Lunes 16 DE Diciembre DE 2019
Opinión

El fantasma del abstencionismo

Fecha de publicación: 14-08-19
Por: Editorial

En la segunda elección presidencial celebrada el pasado domingo (11 de agosto), el porcentaje de abstencionismo registrado fue del orden del 57.3 por ciento, que solamente ha sido superado por el porcentaje de abstención alcanzado en la segunda vuelta electoral celebrada el 26 de diciembre de 1999, que se situó en 59.61 por ciento, atribuido fundamentalmente a que tuvo lugar en época navideña, y por el porcentaje de abstención que se registró en la segunda vuelta celebrada el 7 de enero de 1996, que fue del 63.15 por ciento, también atribuido a que tuvo lugar en una fecha cercana a las vacaciones de fin de año.

El porcentaje de abstención registrado el domingo pasado fue mayor que los porcentajes de abstención registrados en las segundas vueltas electorales celebradas en 1985 (37.62 por ciento), en 1990 (54.74 por ciento), en 2003 (53.2 por ciento), en 2007 (51.7 por ciento), en 2011 (39.17 por ciento) y en 2015 (43.68 por ciento).

El abstencionismo también se ha manifestado en las primeras elecciones (elecciones generales), aunque en menor proporción: En 1985 fue 30.72 por ciento, en 1990 fue 43.56 por ciento, en 1995 fue 53.2 por ciento, en 1999 fue 46.24 por ciento, en 2003 fue 42.1 por ciento, en 2007 fue 39.8 por ciento, en 2011 fue 30.62 por ciento, en 2015 fue 28.67 por ciento y en 2019 fue 38.16 por ciento.

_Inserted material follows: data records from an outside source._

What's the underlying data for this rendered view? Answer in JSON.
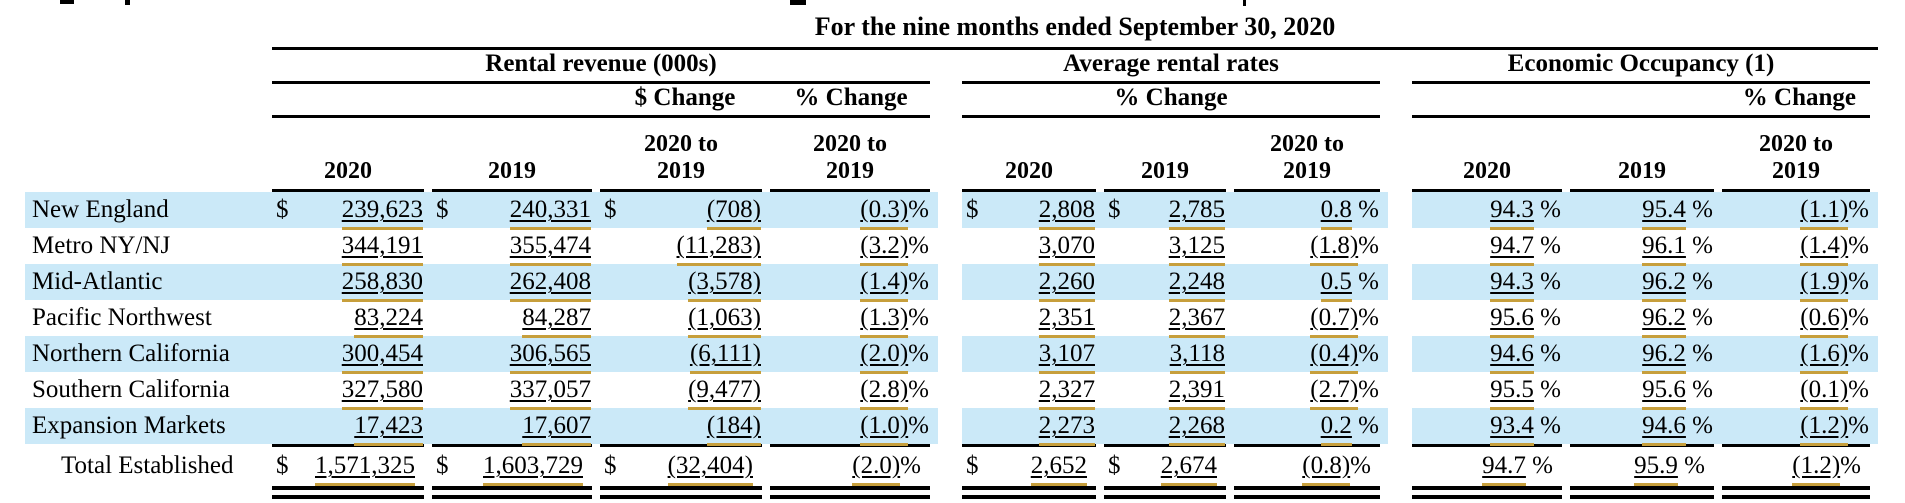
{
  "header": {
    "title": "For the nine months ended September 30, 2020",
    "group1": "Rental revenue (000s)",
    "group2": "Average rental rates",
    "group3": "Economic Occupancy (1)",
    "dollar_change": "$ Change",
    "percent_change": "% Change",
    "year_2020": "2020",
    "year_2019": "2019",
    "period_line1": "2020 to",
    "period_line2": "2019",
    "dollar_sign": "$"
  },
  "colors": {
    "row_highlight": "#CBE9F8",
    "tag_underline_gold": "#C79F3C",
    "rule_black": "#000000"
  },
  "rows": [
    {
      "label": "New England",
      "dollar": true,
      "values": [
        {
          "u": "239,623",
          "s": ""
        },
        {
          "u": "240,331",
          "s": ""
        },
        {
          "u": "(708)",
          "s": ""
        },
        {
          "u": "(0.3)",
          "s": "%"
        },
        {
          "u": "2,808",
          "s": ""
        },
        {
          "u": "2,785",
          "s": ""
        },
        {
          "u": "0.8",
          "s": " %"
        },
        {
          "u": "94.3",
          "s": " %"
        },
        {
          "u": "95.4",
          "s": " %"
        },
        {
          "u": "(1.1)",
          "s": "%"
        }
      ]
    },
    {
      "label": "Metro NY/NJ",
      "dollar": false,
      "values": [
        {
          "u": "344,191",
          "s": ""
        },
        {
          "u": "355,474",
          "s": ""
        },
        {
          "u": "(11,283)",
          "s": ""
        },
        {
          "u": "(3.2)",
          "s": "%"
        },
        {
          "u": "3,070",
          "s": ""
        },
        {
          "u": "3,125",
          "s": ""
        },
        {
          "u": "(1.8)",
          "s": "%"
        },
        {
          "u": "94.7",
          "s": " %"
        },
        {
          "u": "96.1",
          "s": " %"
        },
        {
          "u": "(1.4)",
          "s": "%"
        }
      ]
    },
    {
      "label": "Mid-Atlantic",
      "dollar": false,
      "values": [
        {
          "u": "258,830",
          "s": ""
        },
        {
          "u": "262,408",
          "s": ""
        },
        {
          "u": "(3,578)",
          "s": ""
        },
        {
          "u": "(1.4)",
          "s": "%"
        },
        {
          "u": "2,260",
          "s": ""
        },
        {
          "u": "2,248",
          "s": ""
        },
        {
          "u": "0.5",
          "s": " %"
        },
        {
          "u": "94.3",
          "s": " %"
        },
        {
          "u": "96.2",
          "s": " %"
        },
        {
          "u": "(1.9)",
          "s": "%"
        }
      ]
    },
    {
      "label": "Pacific Northwest",
      "dollar": false,
      "values": [
        {
          "u": "83,224",
          "s": ""
        },
        {
          "u": "84,287",
          "s": ""
        },
        {
          "u": "(1,063)",
          "s": ""
        },
        {
          "u": "(1.3)",
          "s": "%"
        },
        {
          "u": "2,351",
          "s": ""
        },
        {
          "u": "2,367",
          "s": ""
        },
        {
          "u": "(0.7)",
          "s": "%"
        },
        {
          "u": "95.6",
          "s": " %"
        },
        {
          "u": "96.2",
          "s": " %"
        },
        {
          "u": "(0.6)",
          "s": "%"
        }
      ]
    },
    {
      "label": "Northern California",
      "dollar": false,
      "values": [
        {
          "u": "300,454",
          "s": ""
        },
        {
          "u": "306,565",
          "s": ""
        },
        {
          "u": "(6,111)",
          "s": ""
        },
        {
          "u": "(2.0)",
          "s": "%"
        },
        {
          "u": "3,107",
          "s": ""
        },
        {
          "u": "3,118",
          "s": ""
        },
        {
          "u": "(0.4)",
          "s": "%"
        },
        {
          "u": "94.6",
          "s": " %"
        },
        {
          "u": "96.2",
          "s": " %"
        },
        {
          "u": "(1.6)",
          "s": "%"
        }
      ]
    },
    {
      "label": "Southern California",
      "dollar": false,
      "values": [
        {
          "u": "327,580",
          "s": ""
        },
        {
          "u": "337,057",
          "s": ""
        },
        {
          "u": "(9,477)",
          "s": ""
        },
        {
          "u": "(2.8)",
          "s": "%"
        },
        {
          "u": "2,327",
          "s": ""
        },
        {
          "u": "2,391",
          "s": ""
        },
        {
          "u": "(2.7)",
          "s": "%"
        },
        {
          "u": "95.5",
          "s": " %"
        },
        {
          "u": "95.6",
          "s": " %"
        },
        {
          "u": "(0.1)",
          "s": "%"
        }
      ]
    },
    {
      "label": "Expansion Markets",
      "dollar": false,
      "values": [
        {
          "u": "17,423",
          "s": ""
        },
        {
          "u": "17,607",
          "s": ""
        },
        {
          "u": "(184)",
          "s": ""
        },
        {
          "u": "(1.0)",
          "s": "%"
        },
        {
          "u": "2,273",
          "s": ""
        },
        {
          "u": "2,268",
          "s": ""
        },
        {
          "u": "0.2",
          "s": " %"
        },
        {
          "u": "93.4",
          "s": " %"
        },
        {
          "u": "94.6",
          "s": " %"
        },
        {
          "u": "(1.2)",
          "s": "%"
        }
      ]
    }
  ],
  "total": {
    "label": "Total Established",
    "dollar": true,
    "values": [
      {
        "u": "1,571,325",
        "s": ""
      },
      {
        "u": "1,603,729",
        "s": ""
      },
      {
        "u": "(32,404)",
        "s": ""
      },
      {
        "u": "(2.0)",
        "s": "%"
      },
      {
        "u": "2,652",
        "s": ""
      },
      {
        "u": "2,674",
        "s": ""
      },
      {
        "u": "(0.8)",
        "s": "%"
      },
      {
        "u": "94.7",
        "s": " %"
      },
      {
        "u": "95.9",
        "s": " %"
      },
      {
        "u": "(1.2)",
        "s": "%"
      }
    ]
  }
}
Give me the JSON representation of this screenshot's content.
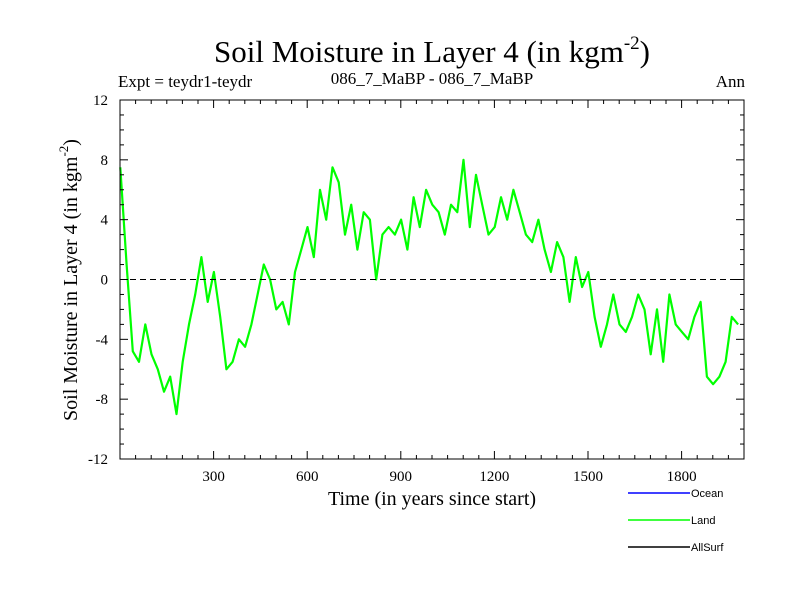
{
  "chart_data": {
    "type": "line",
    "title": "Soil Moisture in Layer 4 (in kgm",
    "title_superscript": "-2",
    "title_close": ")",
    "subtitle_left": "Expt = teydr1-teydr",
    "subtitle_center": "086_7_MaBP - 086_7_MaBP",
    "subtitle_right": "Ann",
    "xlabel": "Time (in years since start)",
    "ylabel": "Soil Moisture in Layer 4 (in kgm",
    "ylabel_superscript": "-2",
    "ylabel_close": ")",
    "xlim": [
      0,
      2000
    ],
    "ylim": [
      -12,
      12
    ],
    "xticks": [
      300,
      600,
      900,
      1200,
      1500,
      1800
    ],
    "yticks": [
      12,
      8,
      4,
      0,
      -4,
      -8,
      -12
    ],
    "xtick_labels": [
      "300",
      "600",
      "900",
      "1200",
      "1500",
      "1800"
    ],
    "ytick_labels": [
      "12",
      "8",
      "4",
      "0",
      "-4",
      "-8",
      "-12"
    ],
    "zero_line": true,
    "legend_position": "bottom-right, below plot",
    "series": [
      {
        "name": "Ocean",
        "color": "#0000ff",
        "values": []
      },
      {
        "name": "Land",
        "color": "#00ff00",
        "x_start": 1,
        "x_step": 20,
        "values": [
          7.5,
          1.0,
          -4.8,
          -5.5,
          -3.0,
          -5.0,
          -6.0,
          -7.5,
          -6.5,
          -9.0,
          -5.5,
          -3.0,
          -1.0,
          1.5,
          -1.5,
          0.5,
          -2.5,
          -6.0,
          -5.5,
          -4.0,
          -4.5,
          -3.0,
          -1.0,
          1.0,
          0.0,
          -2.0,
          -1.5,
          -3.0,
          0.5,
          2.0,
          3.5,
          1.5,
          6.0,
          4.0,
          7.5,
          6.5,
          3.0,
          5.0,
          2.0,
          4.5,
          4.0,
          0.0,
          3.0,
          3.5,
          3.0,
          4.0,
          2.0,
          5.5,
          3.5,
          6.0,
          5.0,
          4.5,
          3.0,
          5.0,
          4.5,
          8.0,
          3.5,
          7.0,
          5.0,
          3.0,
          3.5,
          5.5,
          4.0,
          6.0,
          4.5,
          3.0,
          2.5,
          4.0,
          2.0,
          0.5,
          2.5,
          1.5,
          -1.5,
          1.5,
          -0.5,
          0.5,
          -2.5,
          -4.5,
          -3.0,
          -1.0,
          -3.0,
          -3.5,
          -2.5,
          -1.0,
          -2.0,
          -5.0,
          -2.0,
          -5.5,
          -1.0,
          -3.0,
          -3.5,
          -4.0,
          -2.5,
          -1.5,
          -6.5,
          -7.0,
          -6.5,
          -5.5,
          -2.5,
          -3.0
        ]
      },
      {
        "name": "AllSurf",
        "color": "#000000",
        "values": []
      }
    ]
  }
}
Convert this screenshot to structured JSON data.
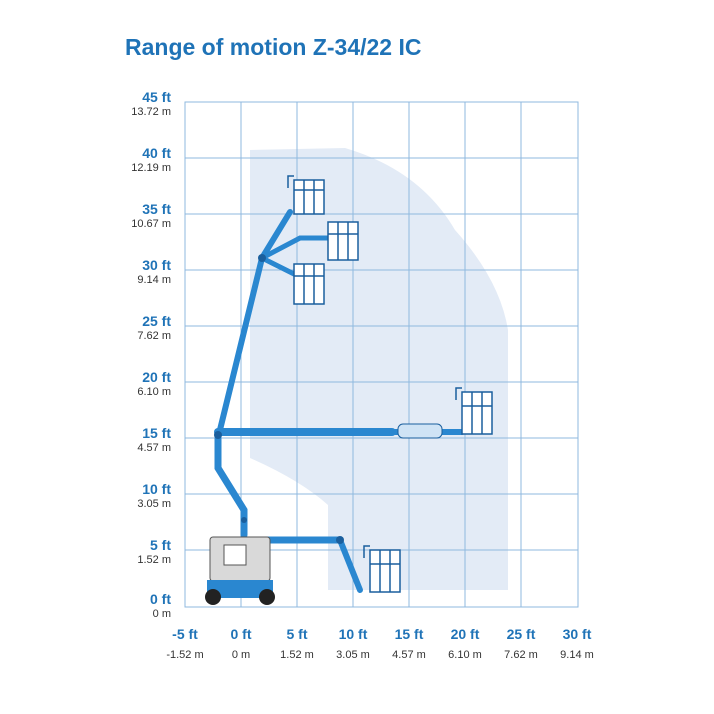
{
  "title": "Range of motion Z-34/22 IC",
  "y_axis": {
    "ticks": [
      {
        "ft": "45 ft",
        "m": "13.72 m"
      },
      {
        "ft": "40 ft",
        "m": "12.19 m"
      },
      {
        "ft": "35 ft",
        "m": "10.67 m"
      },
      {
        "ft": "30 ft",
        "m": "9.14 m"
      },
      {
        "ft": "25 ft",
        "m": "7.62 m"
      },
      {
        "ft": "20 ft",
        "m": "6.10 m"
      },
      {
        "ft": "15 ft",
        "m": "4.57 m"
      },
      {
        "ft": "10 ft",
        "m": "3.05 m"
      },
      {
        "ft": "5 ft",
        "m": "1.52 m"
      },
      {
        "ft": "0 ft",
        "m": "0 m"
      }
    ]
  },
  "x_axis": {
    "ticks": [
      {
        "ft": "-5 ft",
        "m": "-1.52 m"
      },
      {
        "ft": "0 ft",
        "m": "0 m"
      },
      {
        "ft": "5 ft",
        "m": "1.52 m"
      },
      {
        "ft": "10 ft",
        "m": "3.05 m"
      },
      {
        "ft": "15 ft",
        "m": "4.57 m"
      },
      {
        "ft": "20 ft",
        "m": "6.10 m"
      },
      {
        "ft": "25 ft",
        "m": "7.62 m"
      },
      {
        "ft": "30 ft",
        "m": "9.14 m"
      }
    ]
  },
  "colors": {
    "grid": "#8fb9df",
    "envelope": "#e3ebf6",
    "boom": "#2a87d0",
    "boom_dark": "#1a5f9e",
    "accent_text": "#1f73b7"
  }
}
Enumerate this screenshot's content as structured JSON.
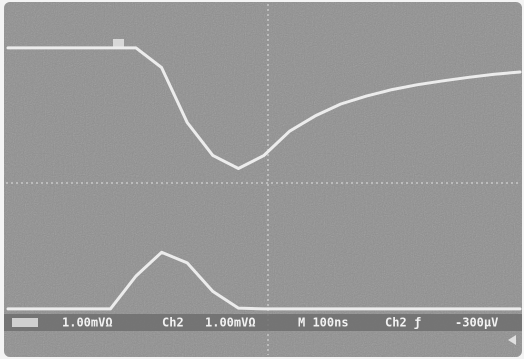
{
  "chart_data": {
    "type": "line",
    "x": [
      0,
      0.5,
      1,
      1.5,
      2,
      2.5,
      3,
      3.5,
      4,
      4.5,
      5,
      5.5,
      6,
      6.5,
      7,
      7.5,
      8,
      8.5,
      9,
      9.5,
      10
    ],
    "series": [
      {
        "color": "#ececec",
        "values": [
          3.0,
          3.0,
          3.0,
          3.0,
          3.0,
          3.0,
          2.55,
          1.3,
          0.55,
          0.25,
          0.55,
          1.1,
          1.45,
          1.72,
          1.9,
          2.05,
          2.16,
          2.25,
          2.33,
          2.4,
          2.45
        ]
      },
      {
        "color": "#ececec",
        "values": [
          -2.95,
          -2.95,
          -2.95,
          -2.95,
          -2.95,
          -2.2,
          -1.66,
          -1.9,
          -2.55,
          -2.93,
          -2.95,
          -2.95,
          -2.95,
          -2.95,
          -2.95,
          -2.95,
          -2.95,
          -2.95,
          -2.95,
          -2.95,
          -2.95
        ]
      }
    ],
    "xlim": [
      0,
      10
    ],
    "ylim": [
      -4,
      4
    ],
    "readouts": [
      "1.00mVΩ",
      "Ch2",
      "1.00mVΩ",
      "M 100ns",
      "Ch2 ƒ",
      "-300μV"
    ]
  }
}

El ausentismo en las urnas en la segunda elección celebrada el pasado domingo, tiene varias explicaciones: 1) La autoridad electoral eliminó de la contienda a dos de los presidenciables con mayor intención de voto (Zury Ríos y Thelma Aldana), extremo que generó tremenda sospecha y frustró al electorado; 2) Los presidenciables (Alejandro Giammattei y Sandra Torres) que obtuvieron las dos primeras mayorías relativas en la primera elección no entusiasmaron suficientemente al electorado; 3) La pésima ejecutoria de la autoridad electoral en la organización y el escrutinio con motivo de la primera elección celebrada el 16 de junio, así como las graves deficiencias detectadas en el sistema informático y la alteración de actas de las juntas receptoras de votos, lo que generó una tremenda desconfianza entre el electorado y que está bajo investigación del Ministerio Público (MP); 4) La tolerancia insoportable del clientelismo político, el vacío de información político-electoral y la falta de fiscalización del financiamiento electoral ilícito proveniente del crimen organizado; y 5) Las decisiones ilegales y discrecionales adoptadas por la autoridad electoral durante el proceso de elecciones, entre ellas la cancelación de unos partidos y de otros no, bajo las mismas condiciones; las inscripciones y las revocatorias de inscripciones de candidatos; el intento de control abusivo de los debates, entrevistas y foros durante la campaña electoral; el intento de retener los teléfonos celulares de los fiscales de los partidos; la asignación antojadiza de la propaganda mediática; así como el obsceno despilfarro de recursos.

En todo caso, a pesar del abstencionismo, la segunda vuelta electoral se desarrolló con relativa normalidad, gracias, en primer lugar, al voluntariado que nuevamente se esforzó por sacar adelante la tarea; en segundo lugar, a la observación y fiscalización sobre la autoridad electoral de los grupos de presión (prensa independiente, opinión pública, redes sociales, organizaciones cívicas y políticas, observadores internacionales, etcétera); y, en tercer lugar, a las investigaciones de las deficiencias en el sistema electoral llevadas a cabo por el MP, que han venido desembocando en persecuciones penales.